Several companies now offer equipment that allows cylinder blocks to be honed hot. The equipment typically has a pump and heating unit to circulate hot coolant through the block. The process doesn’t totally duplicate a running engine because there is no way (yet) to make the top of the cylinder hotter to simulate the heat effects of combustion. Even so, hot honing will produce rounder, straighter bores in a running engine than honing at room temperature. Just keep in mind that the cylinders will distort when they cool down – but will return to a round condition when the engine fires up and runs.
Ring End Gaps
The old school philosophy of engine building said the end gaps on second compression rings could be tighter because the number two ring is not exposed to as much heat as the top ring. The new school of engine building says it’s better to open up the second ring gap 20 to 30 percent so pressure doesn’t buildup between the rings and cause the top ring to lose its seal at high rpm. The result is better compression, better piston cooling and reduced oil consumption.
Any pressure that builds up between the rings will blow down into the crankcase, keeping oil out from between the rings. This trick works best on engines that are running a dry oil sump and pull a vacuum in the crankcase.
Some performance pistons also have “accumulator grooves” machined into the piston land between the first and second ring grooves. The added space traps blowby gasses and helps prevent the top ring from unseating and fluttering.
For naturally aspirated engines, a top ring end gap of .004″ per inch of bore diameter is often recommended for a stock or moderate performance engine. For a 4-inch bore, that translates into a top ring end gap of .016″ to .018″. But this will vary depending on the power output of the engine.
For drag or oval track racing, the recommended end gap is somewhat larger (.0045″ per inch of bore diameter). With four-inch bores, that would be an end gap of .018″ to .020″.
For a nitrous oxide street performance engine, the recommended end gap is .005″ per inch of bore diameter (.020″ to .022″ for an engine with four-inch bores). For a nitrous oxide drag engine, the recommended end gap for the top ring is .007″ per inch of bore diameter (.028″ to .030″ with four-inch bores).
With a turbocharged or supercharged racing engine, the top ring gap should be .006″ per inch of bore diameter (.024″ to .026″ with a four-inch bore).

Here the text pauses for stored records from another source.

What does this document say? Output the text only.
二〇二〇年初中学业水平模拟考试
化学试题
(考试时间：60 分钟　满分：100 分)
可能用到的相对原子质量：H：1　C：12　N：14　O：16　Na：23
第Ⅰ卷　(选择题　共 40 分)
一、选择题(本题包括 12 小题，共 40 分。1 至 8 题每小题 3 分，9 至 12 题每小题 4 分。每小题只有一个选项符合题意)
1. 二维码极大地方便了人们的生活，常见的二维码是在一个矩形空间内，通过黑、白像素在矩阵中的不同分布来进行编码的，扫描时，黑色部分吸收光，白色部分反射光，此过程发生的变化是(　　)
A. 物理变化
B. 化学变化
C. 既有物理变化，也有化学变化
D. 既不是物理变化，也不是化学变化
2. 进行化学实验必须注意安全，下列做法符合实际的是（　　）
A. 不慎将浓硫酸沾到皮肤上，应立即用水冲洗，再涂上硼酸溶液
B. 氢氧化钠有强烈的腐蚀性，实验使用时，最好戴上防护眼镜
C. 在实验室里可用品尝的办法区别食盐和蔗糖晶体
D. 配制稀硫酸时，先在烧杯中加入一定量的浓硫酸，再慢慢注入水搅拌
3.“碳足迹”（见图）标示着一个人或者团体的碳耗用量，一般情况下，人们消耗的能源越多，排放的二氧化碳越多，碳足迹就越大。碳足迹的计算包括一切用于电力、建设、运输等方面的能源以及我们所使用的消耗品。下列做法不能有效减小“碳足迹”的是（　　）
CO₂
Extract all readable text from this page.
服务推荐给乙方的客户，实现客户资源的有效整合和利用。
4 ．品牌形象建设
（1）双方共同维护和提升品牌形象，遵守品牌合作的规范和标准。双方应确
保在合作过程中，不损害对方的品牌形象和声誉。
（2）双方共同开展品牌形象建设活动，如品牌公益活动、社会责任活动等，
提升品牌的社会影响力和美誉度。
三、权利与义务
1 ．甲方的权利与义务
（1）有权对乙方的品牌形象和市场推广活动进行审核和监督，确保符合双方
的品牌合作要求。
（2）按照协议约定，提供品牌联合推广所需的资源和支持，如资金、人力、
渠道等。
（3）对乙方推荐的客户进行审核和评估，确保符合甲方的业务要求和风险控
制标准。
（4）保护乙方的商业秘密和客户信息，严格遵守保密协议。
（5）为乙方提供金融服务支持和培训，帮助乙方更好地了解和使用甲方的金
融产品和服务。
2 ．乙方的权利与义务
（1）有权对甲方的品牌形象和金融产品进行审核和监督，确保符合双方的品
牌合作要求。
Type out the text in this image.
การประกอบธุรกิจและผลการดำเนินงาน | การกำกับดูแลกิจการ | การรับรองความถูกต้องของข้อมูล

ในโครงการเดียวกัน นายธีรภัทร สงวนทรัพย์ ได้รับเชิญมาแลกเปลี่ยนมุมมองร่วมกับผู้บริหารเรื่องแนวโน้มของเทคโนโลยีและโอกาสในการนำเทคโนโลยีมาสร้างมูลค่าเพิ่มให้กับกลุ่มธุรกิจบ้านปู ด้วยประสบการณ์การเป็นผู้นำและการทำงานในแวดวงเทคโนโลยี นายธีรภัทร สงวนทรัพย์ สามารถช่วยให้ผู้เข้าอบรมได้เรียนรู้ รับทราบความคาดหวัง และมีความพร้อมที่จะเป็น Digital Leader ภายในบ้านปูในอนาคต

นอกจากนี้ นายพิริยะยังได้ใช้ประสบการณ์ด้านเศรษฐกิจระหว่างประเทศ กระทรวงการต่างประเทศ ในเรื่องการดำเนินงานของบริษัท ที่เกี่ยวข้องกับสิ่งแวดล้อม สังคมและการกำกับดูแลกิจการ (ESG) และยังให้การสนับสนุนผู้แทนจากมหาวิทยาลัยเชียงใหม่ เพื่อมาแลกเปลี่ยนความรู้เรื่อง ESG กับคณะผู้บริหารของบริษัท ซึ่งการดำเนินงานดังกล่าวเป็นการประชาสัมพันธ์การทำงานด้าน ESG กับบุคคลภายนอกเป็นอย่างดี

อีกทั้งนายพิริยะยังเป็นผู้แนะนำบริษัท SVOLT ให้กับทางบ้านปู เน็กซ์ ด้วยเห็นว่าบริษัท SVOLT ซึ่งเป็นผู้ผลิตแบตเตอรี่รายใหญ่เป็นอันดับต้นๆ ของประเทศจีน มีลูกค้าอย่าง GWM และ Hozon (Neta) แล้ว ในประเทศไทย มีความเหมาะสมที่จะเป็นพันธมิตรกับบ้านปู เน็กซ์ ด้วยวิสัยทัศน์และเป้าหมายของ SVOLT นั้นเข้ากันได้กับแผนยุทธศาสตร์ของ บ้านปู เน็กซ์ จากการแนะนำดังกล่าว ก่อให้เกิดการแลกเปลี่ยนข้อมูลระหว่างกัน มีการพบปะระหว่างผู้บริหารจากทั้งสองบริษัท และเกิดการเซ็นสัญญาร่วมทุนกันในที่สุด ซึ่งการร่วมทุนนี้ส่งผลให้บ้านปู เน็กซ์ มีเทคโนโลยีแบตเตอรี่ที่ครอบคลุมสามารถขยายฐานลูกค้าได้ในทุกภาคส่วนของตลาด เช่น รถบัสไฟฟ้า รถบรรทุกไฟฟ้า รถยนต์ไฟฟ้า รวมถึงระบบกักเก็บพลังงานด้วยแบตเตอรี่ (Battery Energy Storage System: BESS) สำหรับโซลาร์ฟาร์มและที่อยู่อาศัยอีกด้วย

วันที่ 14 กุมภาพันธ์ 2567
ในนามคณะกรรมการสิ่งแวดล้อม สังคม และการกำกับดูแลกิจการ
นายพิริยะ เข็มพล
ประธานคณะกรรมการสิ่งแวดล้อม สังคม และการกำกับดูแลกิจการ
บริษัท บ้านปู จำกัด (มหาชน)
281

The recommended end gaps for second compression rings are also the same, with slightly larger gaps if you want to minimize pressure buildup between the rings.
The recommended ring end gap for most oil rings (except the new super narrow one-piece rings) regardless of engine application is typically .015″.
Another trick to improve ring sealing at high rpm is to run pistons that have gas ports behind the top ring. Combustion pressure blows through the port to help seal the ring from behind and underneath. Some use vertical gas ports with holes drilled from the top of the piston to the top ring groove just behind the ring. Others use lateral gas ports that are drilled through the bottom side of the top land and extend to the back wall of the ring groove. Gas ports work best at high rpm (above 7,000 rpm) and are not recommended for street engines.
Getting rid of the end gap altogether can also improve sealing, cooling and horsepower. Gapless rings eliminate the gap between the ends of the ring by overlapping slightly. Gapless rings are available in popular sizes with various wear-resistant face and side coatings. Some engine builders who have switched to “gapless” top or second compression rings say they’ve gained three to five percent more horsepower with no other changes. Gapless rings are said to allow less than 1 cubic feet per minute (CFM) of blowby and on alcohol-fueled engines, a gapless top ring or second ring helps keep alcohol out of the crankcase.